Popular Science Monthly/Volume 21/October 1882/A Partnership of Animal and Plant Life

632934Popular Science Monthly Volume 21 October 1882 — A Partnership of Animal and Plant Life1882K. Brandt

A PARTNERSHIP OF ANIMAL AND PLANT LIFE.

By K. BRANDT.

THE fundamental difference in the feeding of plants and animals is conditioned on the presence or absence of chlorophyl. Green plants are competent to assimilate inorganic matter by means of the chlorophyl-bodies in their leaves, while animals require organic substances for food. Were this difference mere comprehensive, it would incontestably be regarded as the most important of all the differences between the two classes of organisms. But there are, on the one hand, plants that have no chlorophyl—the fungi; and, on the other hand, animals which have been known for a considerable time to contain chlorophyl, as the fresh-water sponge (Spongilla), the hydra, several gyrating moners, and many infusoriæ and rhizopods.

The fungi feed, like animals, on organic matters; but it is not yet sufficiently established whether the so-called chlorophyl-bearing animals can be nourished entirely after the fashion of real plants, by the assimilation of inorganic matter; or, in other words, whether, with an abundant access of air and suitable lighting, they can live in filtered water. Before we can approach this question more closely, however, we must decide another equally important one, whether the chlorophyl-bodies present in the animals are really elementary parts, morphologically corresponding with vegetable chlorophyl produced by the animals themselves, or whether they are not unicellular vegetable organisms parasitic in the animals—in other words, it must be decided whether the green bodies in animals are parts of cells or are them-selves cells; whether they are morphologically and physiologically dependent on the tissue in which they appear, or independent of it.

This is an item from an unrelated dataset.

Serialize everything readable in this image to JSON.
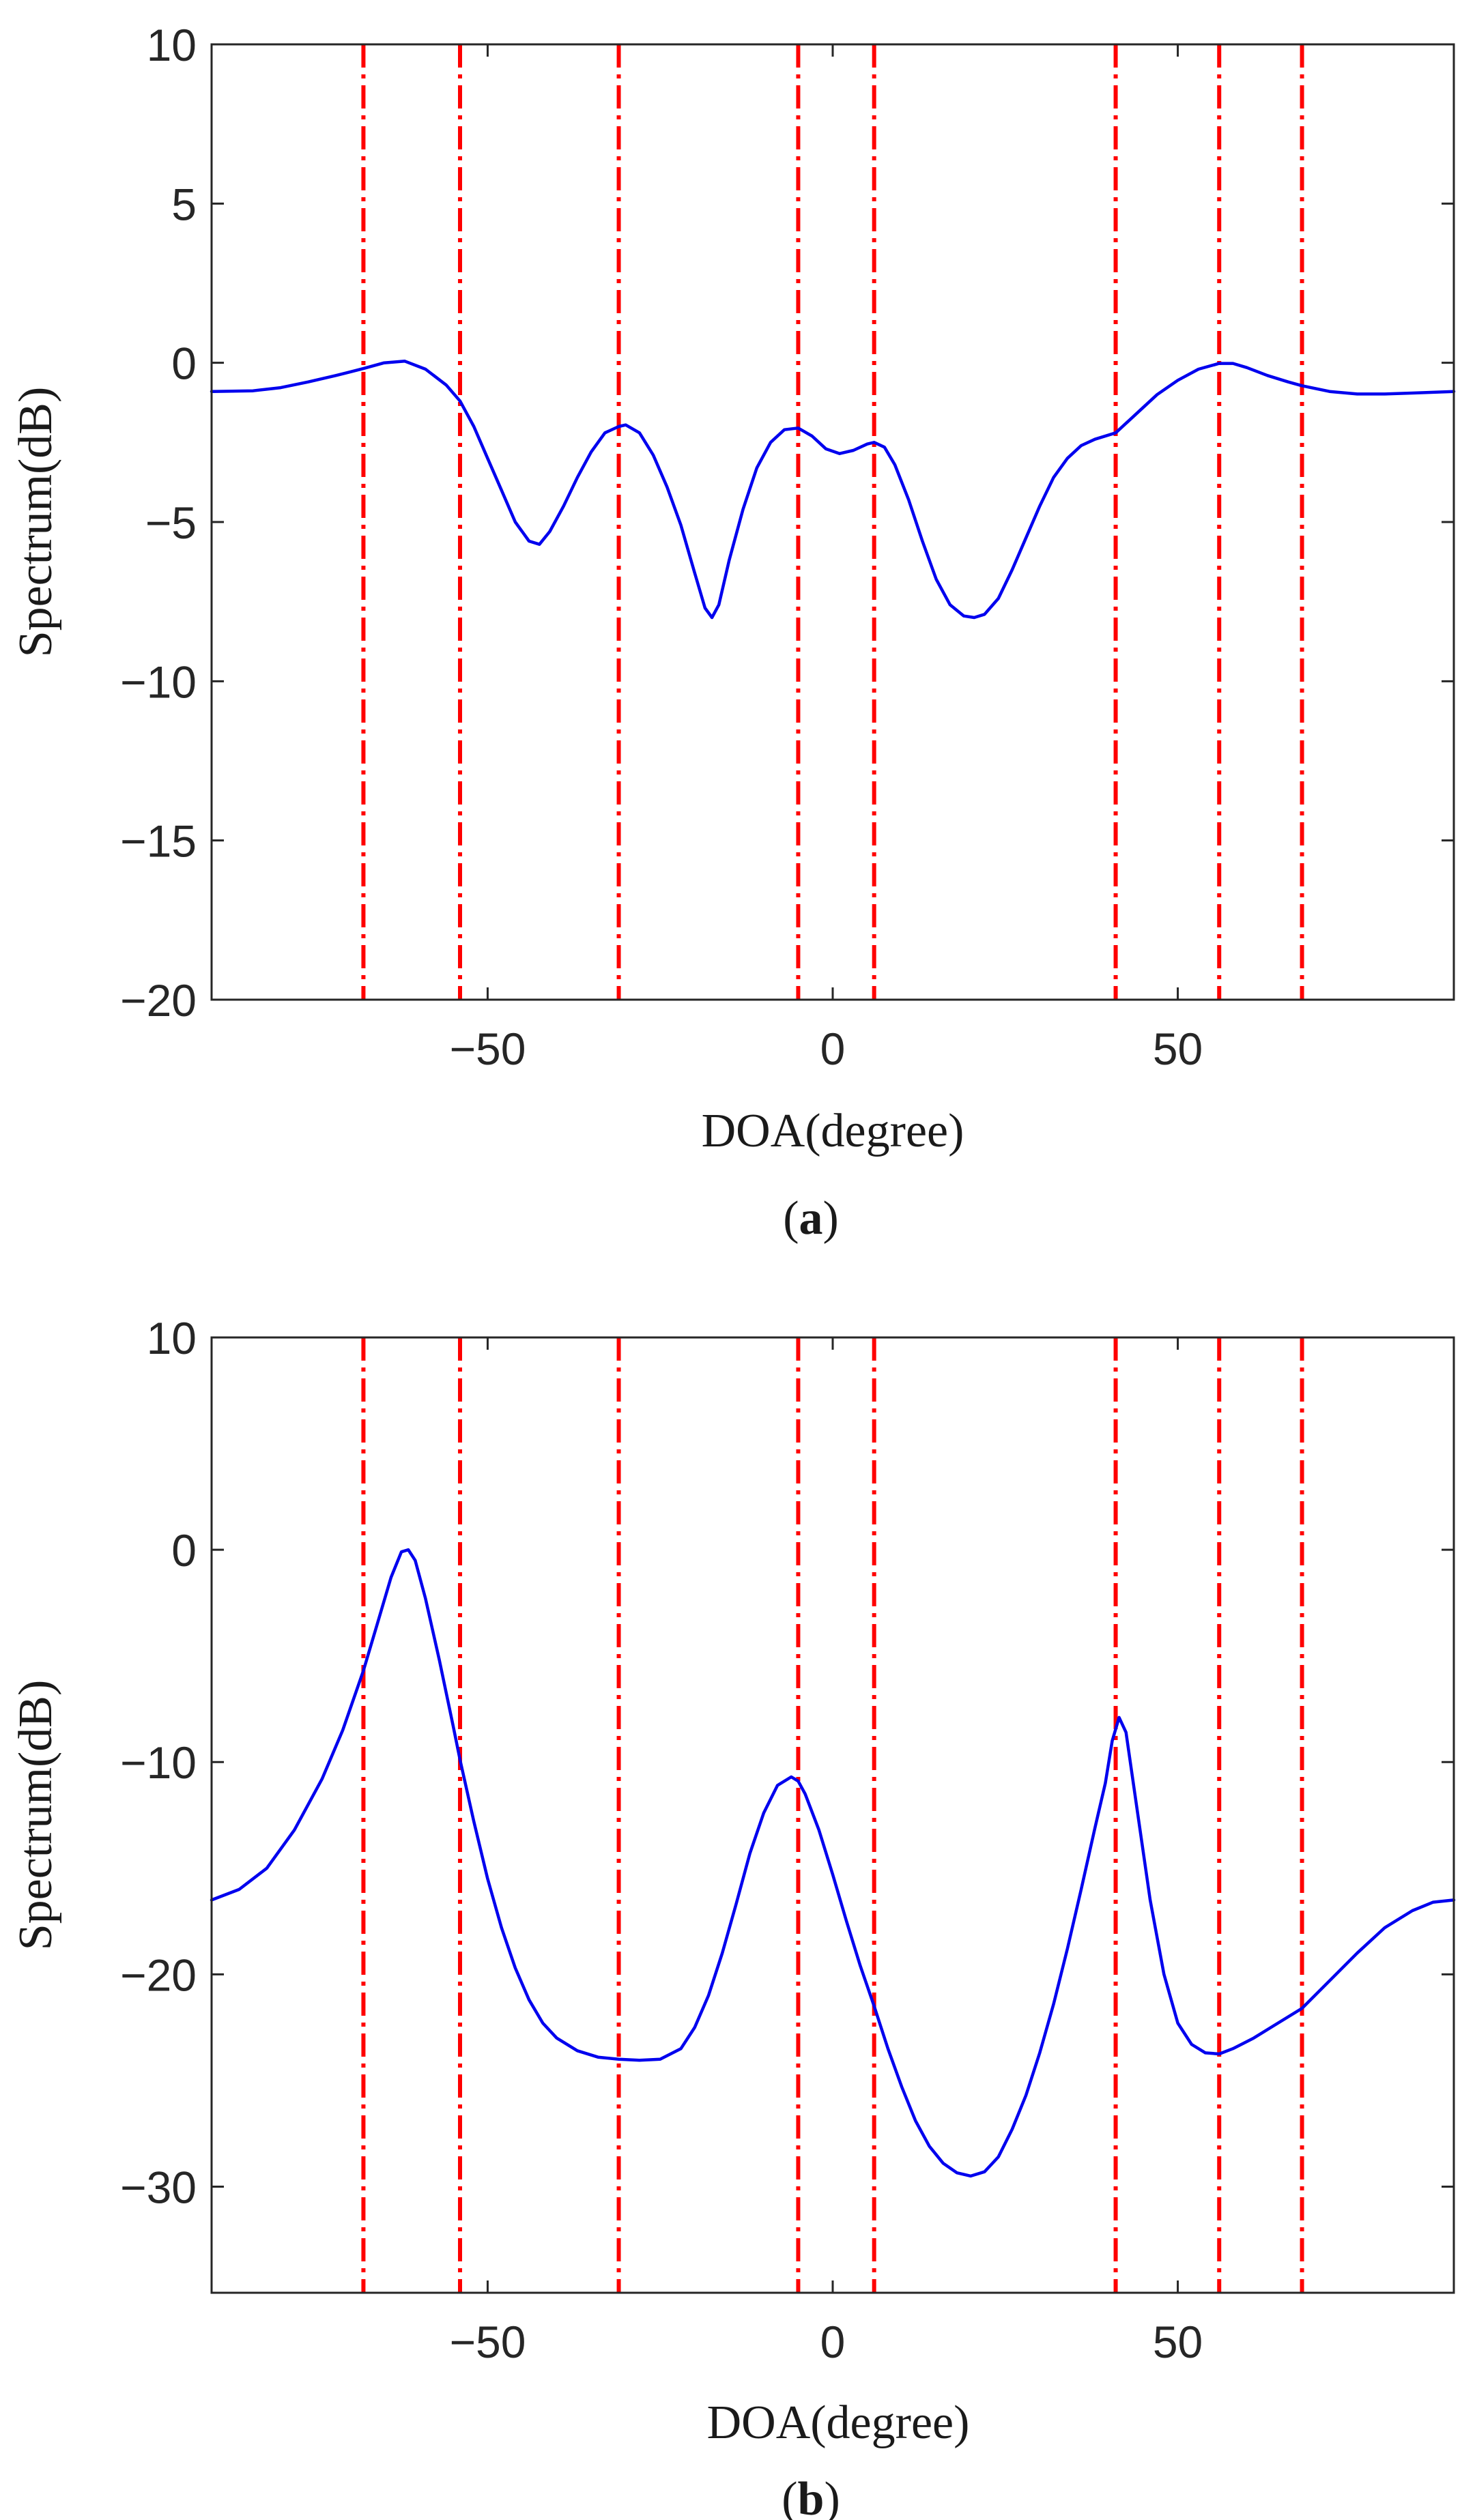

Morphological investigation has been pursued upon hydras, spongillas, a planaria, and a number of infusoria, from which the green bodies have been pinched off and examined with strong magnifying powers. All the examinations of these different objects have given the uniform result that the green bodies of animals are not evenly green like the chlorophyl-bodies of plants, but contain colorless protoplasm besides the green mass, or, at least, a cell-kernel which can be easily distinguished on treatment with hematoxylin. Among them were likewise several cell-kernels, which were regarded as evidences of the beginning of division, for normal chlorophyl-cells never contain a cell-kernel.

Thus the green bodies of animals do not correspond with the chlorophyl-bodies of the algæ, but are independent organisms, or one-celled algæ, which have been named zoöchlorella. Yellow cells are found living under similar relations in actinias and radiolarias, which have been distinguished as zoöxanthella.

The physiological as well as morphological independence of the green cells is also demonstrated by the fact that when separated from the animals they continued to live in this condition for days and weeks, and formed starch in the sunlight. When grafted upon hydras and infusoriæ, which were quite free from chlorophyl, they continued to live upon them.

The conclusion is drawn from these researches that self-formed chlorophyl is wanting in real animals, and that, when it is present in their bodies, it originates in plants that have immigrated to them. The most interesting result from them is the answer they give to the question as to the significance of the green and yellow algæ to the animals in which they occur. In order to examine this matter more closely, colonies of radiolarii containing numerous yellow cells were put into filtered sea-water. They not only continued to live in it, but outlived the specimens that were left with the other organisms. Now, since the radiolarii are real animals, incapable of living on any but organic matter, while in this case air and water afforded them all the support they required, they could have been kept alive only by the yellow cells that lived upon them, working up the inorganic substances that were provided for them, under the influence of light, into organic. Further experiments showed that fresh-water sponges could be cultivated to the best advantage in filtered water, thus demonstrating that the zoöchlorella and the zoöxanthella are fully competent to maintain the animals in which they live. If the animals contain few or no green or yellow algæ, they are fed, like real animals, by the assimilation of solid organic matter; but, when they contain algæ, they may be fed, like real plants, by the assimilation of inorganic matter. In the latter case, the algæ living in animals perform precisely the same function as the chlorophyl-bodies of plants.